I am currently reading a fascinating book called "Economics in one lesson" by Henry Hazlitt. It was first written in 1946 and remains a classic in Economics literature. Looking at the rate at which I publish my posts I can hopefully publish a review of this book sometime in the near future.
The book challenges various policy decisions made by the government in various areas. Among the two fallacies it examines one is about the capability of governments to evaluate the long-term consequences of their policies. The book argues that governments can't think of the effects (negative effects) of the policies they implement to fix short term problems that arise in an economic system. Some of the long-run effects of the myopic policies that the book examines are that of measures of protectionism, fixing unemployment and tax policies.

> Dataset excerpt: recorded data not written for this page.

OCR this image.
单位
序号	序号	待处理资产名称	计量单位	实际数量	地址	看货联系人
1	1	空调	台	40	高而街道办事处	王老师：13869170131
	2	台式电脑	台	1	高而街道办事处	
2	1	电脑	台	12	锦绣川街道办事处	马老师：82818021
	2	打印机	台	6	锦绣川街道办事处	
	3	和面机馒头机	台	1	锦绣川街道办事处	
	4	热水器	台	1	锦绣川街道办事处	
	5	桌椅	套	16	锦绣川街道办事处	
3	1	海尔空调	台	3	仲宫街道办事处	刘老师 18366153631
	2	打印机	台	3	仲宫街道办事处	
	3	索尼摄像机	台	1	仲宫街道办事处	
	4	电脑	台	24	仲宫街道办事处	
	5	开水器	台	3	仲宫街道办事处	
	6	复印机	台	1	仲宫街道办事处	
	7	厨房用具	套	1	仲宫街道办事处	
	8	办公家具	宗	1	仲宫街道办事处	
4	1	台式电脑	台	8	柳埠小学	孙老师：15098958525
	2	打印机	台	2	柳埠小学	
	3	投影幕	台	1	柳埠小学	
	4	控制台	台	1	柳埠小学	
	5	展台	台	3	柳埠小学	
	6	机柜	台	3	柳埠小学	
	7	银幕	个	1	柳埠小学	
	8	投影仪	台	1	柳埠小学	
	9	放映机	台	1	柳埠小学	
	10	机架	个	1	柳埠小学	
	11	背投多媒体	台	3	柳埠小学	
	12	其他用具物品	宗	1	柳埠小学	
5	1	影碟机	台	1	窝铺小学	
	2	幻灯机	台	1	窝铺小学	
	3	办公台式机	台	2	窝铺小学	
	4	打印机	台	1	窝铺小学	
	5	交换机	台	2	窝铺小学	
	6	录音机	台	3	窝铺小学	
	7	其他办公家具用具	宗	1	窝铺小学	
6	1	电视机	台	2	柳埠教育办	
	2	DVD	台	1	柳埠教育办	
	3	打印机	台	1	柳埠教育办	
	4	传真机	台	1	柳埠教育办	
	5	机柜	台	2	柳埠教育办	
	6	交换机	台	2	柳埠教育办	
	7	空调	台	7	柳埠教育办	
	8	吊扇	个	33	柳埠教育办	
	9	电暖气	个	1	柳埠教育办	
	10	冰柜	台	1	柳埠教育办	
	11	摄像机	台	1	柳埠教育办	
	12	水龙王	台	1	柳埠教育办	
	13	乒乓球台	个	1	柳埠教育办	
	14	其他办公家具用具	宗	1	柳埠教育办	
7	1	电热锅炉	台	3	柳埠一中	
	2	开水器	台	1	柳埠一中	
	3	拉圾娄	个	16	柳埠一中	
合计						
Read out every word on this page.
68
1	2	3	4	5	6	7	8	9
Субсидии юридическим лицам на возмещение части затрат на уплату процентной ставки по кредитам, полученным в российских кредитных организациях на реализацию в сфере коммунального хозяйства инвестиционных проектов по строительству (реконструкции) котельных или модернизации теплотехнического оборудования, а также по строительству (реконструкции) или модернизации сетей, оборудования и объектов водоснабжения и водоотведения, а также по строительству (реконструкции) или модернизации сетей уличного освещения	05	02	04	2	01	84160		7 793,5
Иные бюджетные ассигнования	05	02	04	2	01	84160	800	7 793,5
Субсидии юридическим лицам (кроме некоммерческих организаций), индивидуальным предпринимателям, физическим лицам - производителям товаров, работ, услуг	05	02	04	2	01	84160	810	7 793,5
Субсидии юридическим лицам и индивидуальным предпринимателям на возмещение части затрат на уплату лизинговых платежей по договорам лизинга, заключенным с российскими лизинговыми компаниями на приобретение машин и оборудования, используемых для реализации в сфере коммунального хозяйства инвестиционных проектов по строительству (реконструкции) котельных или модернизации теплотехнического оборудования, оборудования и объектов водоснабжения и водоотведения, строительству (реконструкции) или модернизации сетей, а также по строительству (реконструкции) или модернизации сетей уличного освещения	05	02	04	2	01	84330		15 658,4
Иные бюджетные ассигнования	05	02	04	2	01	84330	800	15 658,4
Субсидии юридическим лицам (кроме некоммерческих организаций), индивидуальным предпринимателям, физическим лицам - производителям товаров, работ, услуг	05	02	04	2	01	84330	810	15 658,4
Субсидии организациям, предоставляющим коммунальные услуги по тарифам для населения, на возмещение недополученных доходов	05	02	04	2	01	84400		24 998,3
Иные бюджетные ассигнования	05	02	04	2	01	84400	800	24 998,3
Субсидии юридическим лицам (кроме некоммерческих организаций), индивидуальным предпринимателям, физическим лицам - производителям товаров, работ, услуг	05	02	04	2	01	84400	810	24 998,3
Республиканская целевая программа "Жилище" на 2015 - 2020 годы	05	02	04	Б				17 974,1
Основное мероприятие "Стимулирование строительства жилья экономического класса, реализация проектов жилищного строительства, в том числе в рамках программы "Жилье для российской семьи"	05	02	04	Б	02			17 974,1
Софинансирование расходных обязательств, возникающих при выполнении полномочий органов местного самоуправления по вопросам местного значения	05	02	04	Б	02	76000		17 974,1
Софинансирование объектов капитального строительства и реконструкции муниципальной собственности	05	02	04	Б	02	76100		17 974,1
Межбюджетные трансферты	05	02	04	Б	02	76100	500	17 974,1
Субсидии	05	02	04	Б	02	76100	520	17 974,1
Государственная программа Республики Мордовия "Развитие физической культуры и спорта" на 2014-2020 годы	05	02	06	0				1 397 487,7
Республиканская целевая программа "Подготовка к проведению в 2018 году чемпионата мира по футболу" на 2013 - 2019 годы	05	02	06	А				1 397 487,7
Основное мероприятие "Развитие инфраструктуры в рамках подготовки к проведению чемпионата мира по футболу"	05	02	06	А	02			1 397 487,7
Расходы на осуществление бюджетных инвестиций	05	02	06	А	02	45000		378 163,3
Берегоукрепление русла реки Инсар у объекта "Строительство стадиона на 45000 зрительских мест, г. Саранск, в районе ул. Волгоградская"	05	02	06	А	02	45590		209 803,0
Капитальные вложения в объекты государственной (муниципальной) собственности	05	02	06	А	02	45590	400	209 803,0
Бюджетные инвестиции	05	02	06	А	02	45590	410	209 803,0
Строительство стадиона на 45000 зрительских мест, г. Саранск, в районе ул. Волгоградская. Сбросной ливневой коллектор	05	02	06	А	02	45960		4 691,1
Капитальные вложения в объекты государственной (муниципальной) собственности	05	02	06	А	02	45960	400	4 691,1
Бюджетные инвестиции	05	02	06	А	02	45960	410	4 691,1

This got me thinking on a peculiar case not mentioned in the book. It is that of climate change. Climate change was not of concern back in those days. Today the policy makers are aware of the effect that climate change will or can have in the future. Taking action on errant polluters could lead to large job losses in the immediate future. They know that implementing appropriate environmental restrictions on economic (and non-economic) activities will help achieve climate change objectives. Hence, in this case it would be wrong to say that policy makers do not know the long-term effects of policies they are going to implement.
One fallacy in the book is that if so many fallacies existed in the policies implemented by the U.S government that it should have long term impact then why has the U.S prospered over the long-run. Now those who have read the book might argue that it deals with policies only for narrow interest groups, but that is not the case with all the fallacies that the book considers. Also, many of the policies discussed are simultaneously into play which should compound the negative effects of not considering the long-run consequences. This brings me back to the question. Why has the U.S been prosperous over the long-run?
Whatever I could decipher from the reading I have done till now tells me that there were parallel policies that were implemented which negated the effects of short term-ism. This conclusion is from the way U.S managed critical junctures in its history (ref: Why nations fail? by Darren Acemoglu and James Robinson) Also, managing the short term problems is necessary to keep a balance to lead to prosperity. Who is to say that leaving things to the market forces might not lead to some social disaster in the long-run?